Der BGH musste die Entscheidung des LG aus formalen Gründen aufheben, hat sie allerdings in der Sache bestätigt. Wieder einmal muss man schon fast bedauernd sagen, hat ein Einzelrichter die Rechtsbeschwerde wegen grundsätzlicher Bedeutung der Sache zugelassen, ob wohl er in dieser Konstellation nach § 568 S. 2 Nr. 2 ZPO verpflichtet (BGH NJW 2012, 3518 m.w.N.) gewesen wäre, die Sache zunächst auf die Kammer zu übertragen. Die angefochtene Entscheidung ist damit unter Verletzung des Verfassungsgebots des gesetzlichen Richters (Art. 101 Abs. 1 Satz 2 GG) ergangen.
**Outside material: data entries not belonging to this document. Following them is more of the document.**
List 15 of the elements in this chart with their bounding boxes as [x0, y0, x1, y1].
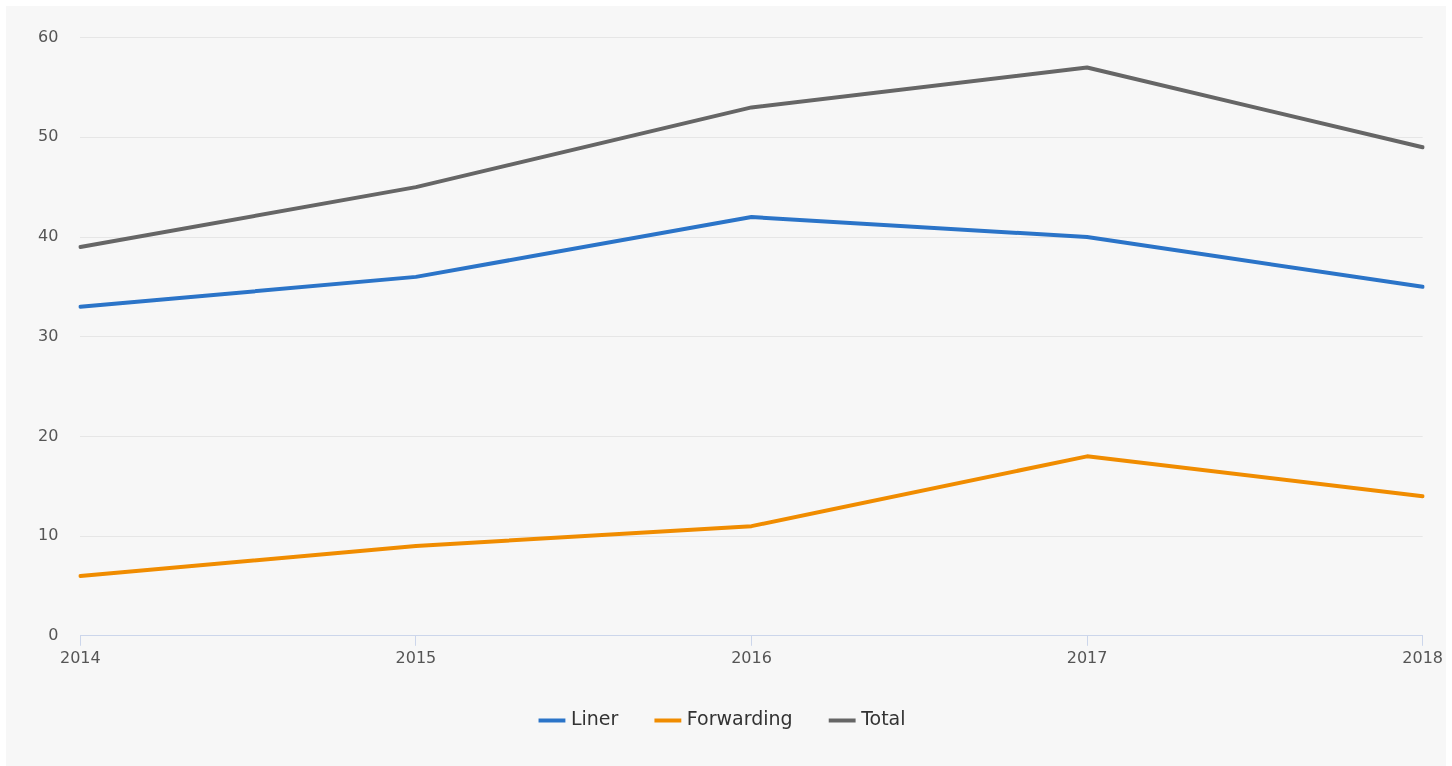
legend-label: Liner: [570, 707, 619, 730]
y-tick-label: 20: [38, 425, 59, 445]
x-tick-label: 2016: [731, 647, 772, 667]
y-tick-label: 10: [38, 525, 59, 545]
y-tick-label: 50: [38, 126, 59, 146]
legend-label: Total: [860, 707, 906, 730]
legend-label: Forwarding: [686, 707, 793, 730]
x-tick-label: 2018: [1402, 647, 1443, 667]
x-tick-label: 2017: [1066, 647, 1108, 667]
y-tick-label: 0: [48, 624, 59, 644]
x-tick-label: 2015: [395, 647, 437, 667]
x-tick-label: 2014: [60, 647, 101, 667]
y-tick-label: 30: [38, 325, 59, 345]
y-tick-label: 40: [38, 226, 59, 246]
y-tick-label: 60: [38, 26, 59, 46]
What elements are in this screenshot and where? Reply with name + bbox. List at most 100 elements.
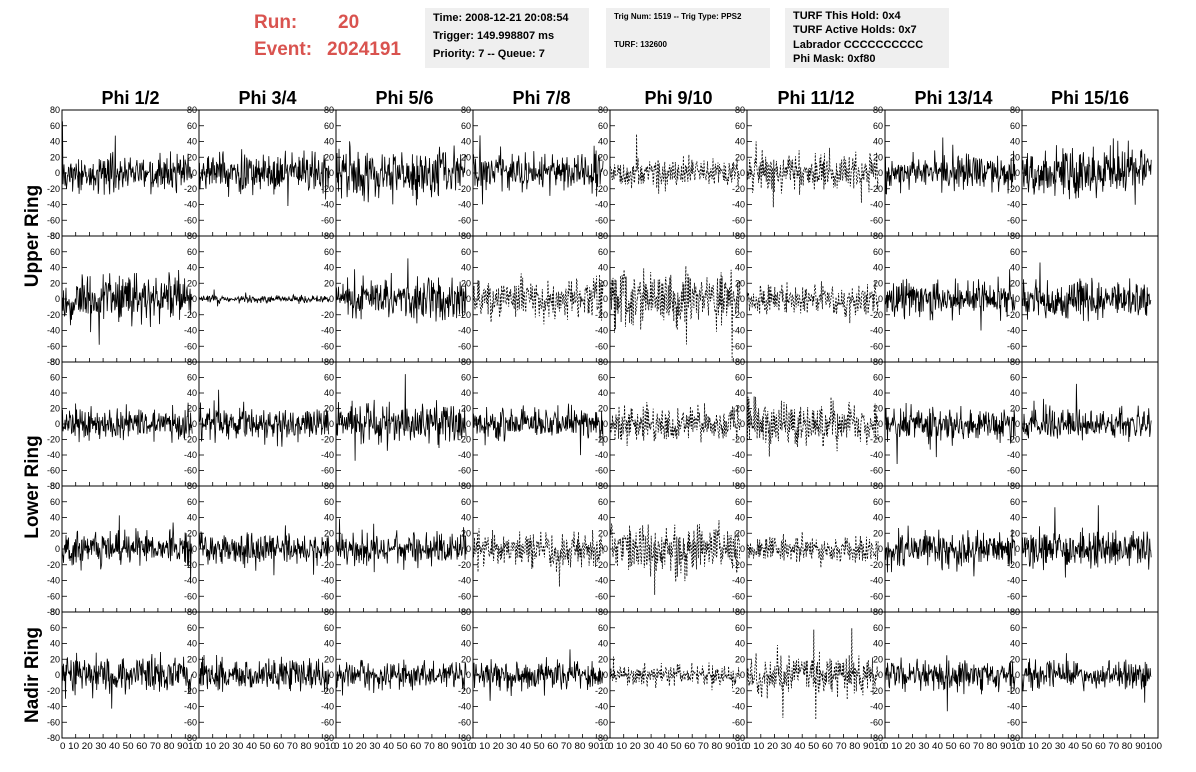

"Segelanweisung" bestätigt Gläubiger
Gibt das Rechtsmittelgericht eine Sache an die Vorinstanz zurück, wird nicht selten ein in der Justiz als "Segelanweisung" bezeichneter Hinweis zum weiteren Verfahren erteilt. So ist auch der BGH vorliegend verfahren. Er bestätigt den Ausgangspunkt des Landgerichtes: Der vorliegend titulierte Anspruch auf Lieferung des Fahrzeugs unterliegt der Herausgabevollstreckung nach § 883 ZPO.
Maßgeblich: Auslegung des Titels
Für die Beantwortung der Frage, welchen Vorschriften die Vollstreckung titulierter Verpflichtungen unterliegt, ist zunächst der Vollstreckungstitel auszulegen. Ergibt diese Auslegung, dass im Titel ein Herausgabeanspruch mit weiteren sachbezogenen, die herauszugebende Sache betreffenden Handlungspflichten – etwa zur Versendung, Herstellung oder Reparatur – verbunden ist (vgl. zum Begriff der Handlungspflichten Schilken, DGVZ 1988, 49, 52), so kommt – je nach Gegenstand dieser weiteren Handlungspflichten – eine unterschiedliche vollstreckungsrechtliche Einordnung in Betracht (vgl. Lackmann, in: Musielak/Voit, ZPO, 12. Aufl., § 883 Rn 4).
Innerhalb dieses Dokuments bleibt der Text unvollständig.